GDPR: Deleting customer data from Snowflake [tutorial]


#1

This tutorial is a followup on our guide to deleting customer data from Redshift. It is meant to help Snowplow users who use Snowflake as a storage target comply with the GDPR rules coming into effect later this year. Under GDPR, data subjects have the right to “be forgotten”. This means that an individual will be able to request for any data on them to be removed from all the data stores that a company uses.

Assumptions

  • A request has been made to delete all data belonging to a specific user. We’ll be using the user_id as the identifier in this tutorial but the same concepts can be applied to other fields (e.g domain_userid, user_ipaddress or any other fields that can be used to identify someone).
  • The business runs a data model which is solely derived and recomputed from the atomic data daily. This means that in removing the customer data from the atomic data in Snowflake, the modeled tables will also be cleared upon recomputation. Some further thought is required for incremental data models - this is out of scope of this tutorial.

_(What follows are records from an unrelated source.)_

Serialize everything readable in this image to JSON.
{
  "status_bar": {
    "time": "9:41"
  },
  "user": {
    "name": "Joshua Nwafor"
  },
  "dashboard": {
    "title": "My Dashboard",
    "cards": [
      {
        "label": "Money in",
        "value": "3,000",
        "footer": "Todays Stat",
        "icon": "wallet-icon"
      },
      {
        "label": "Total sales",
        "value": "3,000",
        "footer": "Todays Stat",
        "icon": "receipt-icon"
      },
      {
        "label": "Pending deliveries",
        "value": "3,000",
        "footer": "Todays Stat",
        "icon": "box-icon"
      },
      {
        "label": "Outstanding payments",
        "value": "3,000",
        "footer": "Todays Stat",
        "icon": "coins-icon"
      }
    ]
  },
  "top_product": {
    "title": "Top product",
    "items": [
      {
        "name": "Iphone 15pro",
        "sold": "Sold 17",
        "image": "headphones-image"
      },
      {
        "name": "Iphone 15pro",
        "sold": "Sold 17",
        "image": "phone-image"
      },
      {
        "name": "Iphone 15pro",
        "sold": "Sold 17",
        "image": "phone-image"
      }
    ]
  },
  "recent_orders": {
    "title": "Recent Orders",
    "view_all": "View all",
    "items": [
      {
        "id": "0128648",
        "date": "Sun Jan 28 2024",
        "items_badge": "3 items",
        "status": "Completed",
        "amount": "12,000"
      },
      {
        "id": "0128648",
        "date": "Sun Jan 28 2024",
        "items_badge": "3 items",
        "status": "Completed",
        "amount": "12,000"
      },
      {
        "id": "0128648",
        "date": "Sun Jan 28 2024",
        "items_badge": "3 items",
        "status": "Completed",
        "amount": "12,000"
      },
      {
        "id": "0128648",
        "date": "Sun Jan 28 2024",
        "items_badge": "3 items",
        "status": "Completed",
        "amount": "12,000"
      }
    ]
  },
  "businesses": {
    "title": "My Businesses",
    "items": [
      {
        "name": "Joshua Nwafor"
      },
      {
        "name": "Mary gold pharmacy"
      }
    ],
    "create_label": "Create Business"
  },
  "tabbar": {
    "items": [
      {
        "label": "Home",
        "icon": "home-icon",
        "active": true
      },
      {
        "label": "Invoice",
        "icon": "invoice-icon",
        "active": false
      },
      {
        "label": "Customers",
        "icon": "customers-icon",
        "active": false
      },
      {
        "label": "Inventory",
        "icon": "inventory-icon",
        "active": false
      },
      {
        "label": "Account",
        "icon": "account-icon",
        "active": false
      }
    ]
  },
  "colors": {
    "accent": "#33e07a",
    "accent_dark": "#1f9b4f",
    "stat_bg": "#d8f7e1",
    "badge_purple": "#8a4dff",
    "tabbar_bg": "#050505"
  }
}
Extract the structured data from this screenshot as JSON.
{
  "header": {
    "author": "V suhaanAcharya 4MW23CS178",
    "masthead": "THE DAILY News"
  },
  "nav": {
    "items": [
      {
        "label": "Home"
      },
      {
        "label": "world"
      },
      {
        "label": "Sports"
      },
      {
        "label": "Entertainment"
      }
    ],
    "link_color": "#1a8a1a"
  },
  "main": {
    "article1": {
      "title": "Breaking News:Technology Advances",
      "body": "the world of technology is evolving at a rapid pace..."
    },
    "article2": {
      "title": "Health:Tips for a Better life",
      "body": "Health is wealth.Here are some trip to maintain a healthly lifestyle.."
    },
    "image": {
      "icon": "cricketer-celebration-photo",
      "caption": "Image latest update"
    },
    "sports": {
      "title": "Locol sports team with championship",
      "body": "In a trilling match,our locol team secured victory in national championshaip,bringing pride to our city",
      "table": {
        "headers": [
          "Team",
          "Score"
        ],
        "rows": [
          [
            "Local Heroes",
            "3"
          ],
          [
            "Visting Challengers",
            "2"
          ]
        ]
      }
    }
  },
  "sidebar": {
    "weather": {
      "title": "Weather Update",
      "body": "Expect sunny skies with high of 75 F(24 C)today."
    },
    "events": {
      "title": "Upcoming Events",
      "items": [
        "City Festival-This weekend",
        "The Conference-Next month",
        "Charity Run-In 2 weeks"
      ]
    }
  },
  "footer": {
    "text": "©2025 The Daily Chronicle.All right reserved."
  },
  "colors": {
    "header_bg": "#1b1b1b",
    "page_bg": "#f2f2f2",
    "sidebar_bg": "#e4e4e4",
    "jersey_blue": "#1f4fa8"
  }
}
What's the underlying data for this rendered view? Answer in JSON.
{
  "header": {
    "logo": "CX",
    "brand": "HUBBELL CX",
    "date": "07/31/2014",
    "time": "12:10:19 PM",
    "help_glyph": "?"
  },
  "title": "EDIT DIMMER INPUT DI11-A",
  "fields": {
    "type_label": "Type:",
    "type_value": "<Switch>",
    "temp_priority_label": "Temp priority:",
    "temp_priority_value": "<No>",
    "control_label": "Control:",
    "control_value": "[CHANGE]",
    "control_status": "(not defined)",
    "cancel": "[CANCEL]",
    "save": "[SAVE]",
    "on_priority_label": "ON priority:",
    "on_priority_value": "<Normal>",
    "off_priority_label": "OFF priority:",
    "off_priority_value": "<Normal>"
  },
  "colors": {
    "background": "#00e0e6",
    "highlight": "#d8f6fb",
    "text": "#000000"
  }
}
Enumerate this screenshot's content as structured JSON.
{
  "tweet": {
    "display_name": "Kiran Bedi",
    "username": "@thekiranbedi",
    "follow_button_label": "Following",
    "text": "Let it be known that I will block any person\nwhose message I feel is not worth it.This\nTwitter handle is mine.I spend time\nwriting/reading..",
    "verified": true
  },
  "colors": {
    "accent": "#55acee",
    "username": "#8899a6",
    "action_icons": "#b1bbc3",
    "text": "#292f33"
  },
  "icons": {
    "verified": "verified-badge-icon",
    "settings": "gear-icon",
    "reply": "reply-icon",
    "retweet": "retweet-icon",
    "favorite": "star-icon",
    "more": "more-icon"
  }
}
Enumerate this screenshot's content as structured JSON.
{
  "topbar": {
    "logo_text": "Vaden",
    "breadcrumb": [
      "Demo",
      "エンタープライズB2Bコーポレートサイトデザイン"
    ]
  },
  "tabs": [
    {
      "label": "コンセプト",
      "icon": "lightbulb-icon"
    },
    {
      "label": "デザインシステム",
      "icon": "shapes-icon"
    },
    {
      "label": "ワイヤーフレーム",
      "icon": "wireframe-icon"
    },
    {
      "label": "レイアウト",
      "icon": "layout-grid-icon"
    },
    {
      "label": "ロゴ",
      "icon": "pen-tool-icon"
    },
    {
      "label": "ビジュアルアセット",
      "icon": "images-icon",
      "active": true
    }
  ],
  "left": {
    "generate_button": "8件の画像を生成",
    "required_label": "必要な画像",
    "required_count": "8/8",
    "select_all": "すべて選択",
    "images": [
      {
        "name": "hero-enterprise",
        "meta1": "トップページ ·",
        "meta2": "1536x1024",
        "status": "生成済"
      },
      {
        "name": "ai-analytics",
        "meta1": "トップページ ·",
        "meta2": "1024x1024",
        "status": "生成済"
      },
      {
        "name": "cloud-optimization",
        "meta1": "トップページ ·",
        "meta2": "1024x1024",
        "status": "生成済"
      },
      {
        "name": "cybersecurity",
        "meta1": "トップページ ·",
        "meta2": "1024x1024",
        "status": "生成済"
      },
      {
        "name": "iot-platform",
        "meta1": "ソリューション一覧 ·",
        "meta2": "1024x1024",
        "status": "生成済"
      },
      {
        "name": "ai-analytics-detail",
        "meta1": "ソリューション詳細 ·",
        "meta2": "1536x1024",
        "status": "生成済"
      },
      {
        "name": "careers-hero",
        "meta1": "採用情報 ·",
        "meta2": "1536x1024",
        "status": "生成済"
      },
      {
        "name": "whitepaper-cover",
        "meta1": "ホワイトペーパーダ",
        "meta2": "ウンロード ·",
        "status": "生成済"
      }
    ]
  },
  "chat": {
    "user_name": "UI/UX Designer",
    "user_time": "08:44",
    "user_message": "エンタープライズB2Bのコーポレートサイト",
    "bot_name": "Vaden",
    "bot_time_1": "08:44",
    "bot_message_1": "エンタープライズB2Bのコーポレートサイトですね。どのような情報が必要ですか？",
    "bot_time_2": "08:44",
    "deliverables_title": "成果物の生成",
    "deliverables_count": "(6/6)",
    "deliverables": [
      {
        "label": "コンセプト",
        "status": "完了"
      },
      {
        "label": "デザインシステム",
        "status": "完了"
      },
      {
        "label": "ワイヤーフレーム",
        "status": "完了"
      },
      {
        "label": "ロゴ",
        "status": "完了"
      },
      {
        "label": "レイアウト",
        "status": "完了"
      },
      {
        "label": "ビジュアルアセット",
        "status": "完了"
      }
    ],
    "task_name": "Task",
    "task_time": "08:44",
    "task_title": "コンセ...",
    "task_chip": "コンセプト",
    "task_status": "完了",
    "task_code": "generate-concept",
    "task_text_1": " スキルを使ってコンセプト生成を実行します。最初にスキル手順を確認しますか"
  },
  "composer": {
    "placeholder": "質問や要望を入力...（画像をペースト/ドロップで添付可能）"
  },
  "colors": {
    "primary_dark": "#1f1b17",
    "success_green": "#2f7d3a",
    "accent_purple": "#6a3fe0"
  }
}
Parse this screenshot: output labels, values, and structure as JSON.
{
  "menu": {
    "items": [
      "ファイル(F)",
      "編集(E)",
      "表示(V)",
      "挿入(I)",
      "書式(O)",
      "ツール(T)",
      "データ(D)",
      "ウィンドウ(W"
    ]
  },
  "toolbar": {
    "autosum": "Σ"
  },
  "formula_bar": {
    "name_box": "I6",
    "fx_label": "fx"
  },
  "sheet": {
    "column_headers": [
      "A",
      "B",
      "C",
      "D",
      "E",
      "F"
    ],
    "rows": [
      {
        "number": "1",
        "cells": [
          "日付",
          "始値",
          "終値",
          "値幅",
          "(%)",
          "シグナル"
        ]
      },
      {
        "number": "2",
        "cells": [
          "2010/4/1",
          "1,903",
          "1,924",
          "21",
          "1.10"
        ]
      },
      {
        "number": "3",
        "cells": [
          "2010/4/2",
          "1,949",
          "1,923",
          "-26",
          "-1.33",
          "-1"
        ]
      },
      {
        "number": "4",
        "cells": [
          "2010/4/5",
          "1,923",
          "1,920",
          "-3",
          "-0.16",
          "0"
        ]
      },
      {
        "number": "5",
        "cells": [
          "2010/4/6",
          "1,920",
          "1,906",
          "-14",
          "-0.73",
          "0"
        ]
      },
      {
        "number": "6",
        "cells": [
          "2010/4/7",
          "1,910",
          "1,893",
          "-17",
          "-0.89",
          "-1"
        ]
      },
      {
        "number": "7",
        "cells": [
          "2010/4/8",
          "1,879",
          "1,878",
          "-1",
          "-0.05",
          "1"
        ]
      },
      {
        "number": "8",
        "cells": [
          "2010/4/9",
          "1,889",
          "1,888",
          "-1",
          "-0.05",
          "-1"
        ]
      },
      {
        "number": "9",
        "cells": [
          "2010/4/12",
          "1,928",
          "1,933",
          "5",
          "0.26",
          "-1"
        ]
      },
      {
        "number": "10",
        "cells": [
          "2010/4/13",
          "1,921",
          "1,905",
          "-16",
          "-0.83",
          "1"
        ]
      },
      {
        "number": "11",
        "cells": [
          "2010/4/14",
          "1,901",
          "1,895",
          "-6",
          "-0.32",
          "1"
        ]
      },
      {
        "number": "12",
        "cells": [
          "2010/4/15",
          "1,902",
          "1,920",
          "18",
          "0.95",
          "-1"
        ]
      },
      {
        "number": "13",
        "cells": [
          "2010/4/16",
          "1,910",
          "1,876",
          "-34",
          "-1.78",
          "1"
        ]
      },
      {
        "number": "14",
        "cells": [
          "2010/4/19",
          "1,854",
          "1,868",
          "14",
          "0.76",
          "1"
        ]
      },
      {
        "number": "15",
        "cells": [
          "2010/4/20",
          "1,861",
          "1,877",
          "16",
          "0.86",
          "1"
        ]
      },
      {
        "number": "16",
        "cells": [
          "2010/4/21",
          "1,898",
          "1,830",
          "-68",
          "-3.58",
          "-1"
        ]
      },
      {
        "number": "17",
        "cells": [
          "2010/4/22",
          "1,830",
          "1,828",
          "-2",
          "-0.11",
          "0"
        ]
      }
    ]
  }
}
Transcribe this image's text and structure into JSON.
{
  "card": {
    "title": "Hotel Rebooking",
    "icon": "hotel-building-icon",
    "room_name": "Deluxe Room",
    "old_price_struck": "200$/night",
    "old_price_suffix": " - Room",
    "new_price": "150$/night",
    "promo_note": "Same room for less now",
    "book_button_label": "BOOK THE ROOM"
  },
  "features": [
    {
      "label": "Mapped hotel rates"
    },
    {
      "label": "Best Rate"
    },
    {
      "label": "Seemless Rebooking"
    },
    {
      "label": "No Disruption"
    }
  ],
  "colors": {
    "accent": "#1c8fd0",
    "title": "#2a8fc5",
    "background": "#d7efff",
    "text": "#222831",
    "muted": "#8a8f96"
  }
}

Deleting data from Snowflake

Deleting customer data from Snowflake is much simpler than Redshift because atomic data is contained within a single table.

1. Check what data will be deleted

Before actually deleting the data, it’s always worth doing a sanity check:

SELECT
  COUNT(*),
  MIN(collector_tstamp),
  MAX(collector_tstamp)
FROM
  atomic.events
WHERE
  user_id = 'Data Subject';

If the results make sense then we’re good to continue!

2. Delete the events

We can go ahead and delete the data:

DELETE FROM
  atomic.events
WHERE
  user_id = 'Data Subject';

Time Travel and Fail-safe

Snowflake has two powerful features that allow deleted data to be queried and / or restored after it’s been removed from a table.

Time Travel

Time Travel enables accessing historical data (ie, data that has been changed or deleted) at any point within a defined period.

The standard retention period is 1 day (24 hours) and is automatically enabled for all Snowflake accounts with some configuration options:

  1. Standard Edition accounts can change the period to 0 (effectively disabling Time Travel)
  2. Enterprise Edition accounts can change the period to between 0 and 90 days

This means that, depending on you account settings, deleted data may still be accessible to you for up to 90 days after removing it from the atomic.events table. There is no way to set the data retention period for just these rows to a value different than the one for the rest of the atomic.events table.

So if you are using Time Travel with a longer window, make sure the data subject is aware their data will be deleted with some delay. According to GDPR, your obligation is to " erase personal data without undue delay".

Fail-safe

Separate and distinct from Time Travel, Fail-safe provides a (non-configurable) 7-day period during which historical data is recoverable by Snowflake.

This period starts immediately after the Time Travel retention period ends. In that period, you cannot access the data, but Snowflake can.